Jewish Republican honcho Ari Fleischer rescinds Trump endorsement
Former Bush press secretary says he will leave his presidential ballot blank this year
ed note–as we counseled readers months ago on this website not to let themselves get vexed over ‘endorsements’ from powerful Jews/Jewish organizations for Trump as it was likely all just for show, now the vultures are coming home to roost and showing their true colors, as inevitably all of them must do at some point.
Ari Fleischer, a White House press secretary under President George W. Bush, said he will leave his presidential ballot blank, walking back his endorsement of Donald Trump earlier this year.
Fleischer, who serves on the board of the Republican Jewish Coalition, cited several reasons for his change of heart in a Washington Post op-ed.
“Trump lost control of himself and his message,” Fleischer wrote Friday. “He veered recklessly off track, attacking an American judge for his Mexican heritage, criticizing a war hero’s family, questioning the legitimacy of the election and otherwise raising questions about his judgment.”
In May, Fleischer had endorsed the billionaire real estate magnate, writing on Twitter, “There’s a lot about Donald Trump that I don’t like, but I’ll vote for Trump over Hillary any day.”
In the Friday op-ed, Fleischer again dismissed voting for Hillary Clinton, the Democratic candidate, calling her “dishonest.”

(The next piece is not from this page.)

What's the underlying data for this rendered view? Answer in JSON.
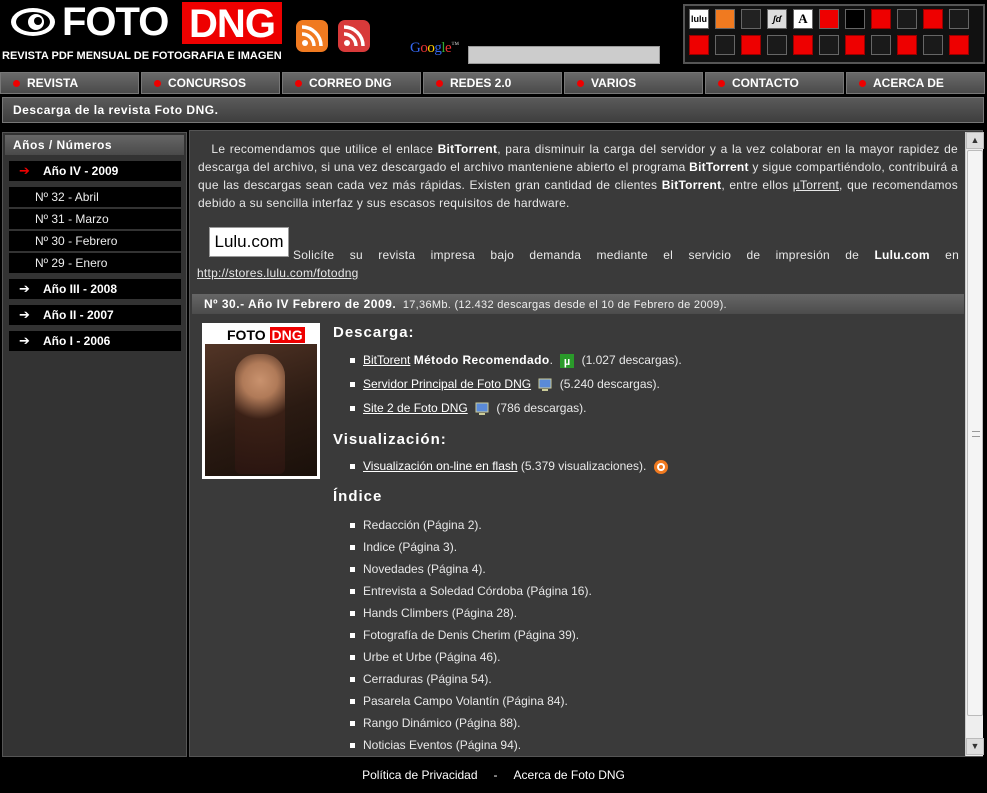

“I will vote for Republicans up and down the ballot. But when it comes to the presidency, I’m going to leave my ballot blank,” he concluded.
A JTA survey of the Republican Jewish Coalition board showed that more than 80 percent of members have declined to donate to their party’s presidential nominee, either directly or through a body called the Trump Victory Committee, which is jointly run by the campaign and the Republican National Committee. The group endorsed Trump in May.
The numbers from the JTA survey stand in stark contrast to previous election cycles. In 2012 and 2008, the vast majority of the current board members donated to Mitt Romney and John McCain, respectively, with many giving the maximum direct donation of $5,000.
This year, while many of the board members donated to Republican presidential candidates during the primaries, most have kept their wallets closed as Election Day is at hand.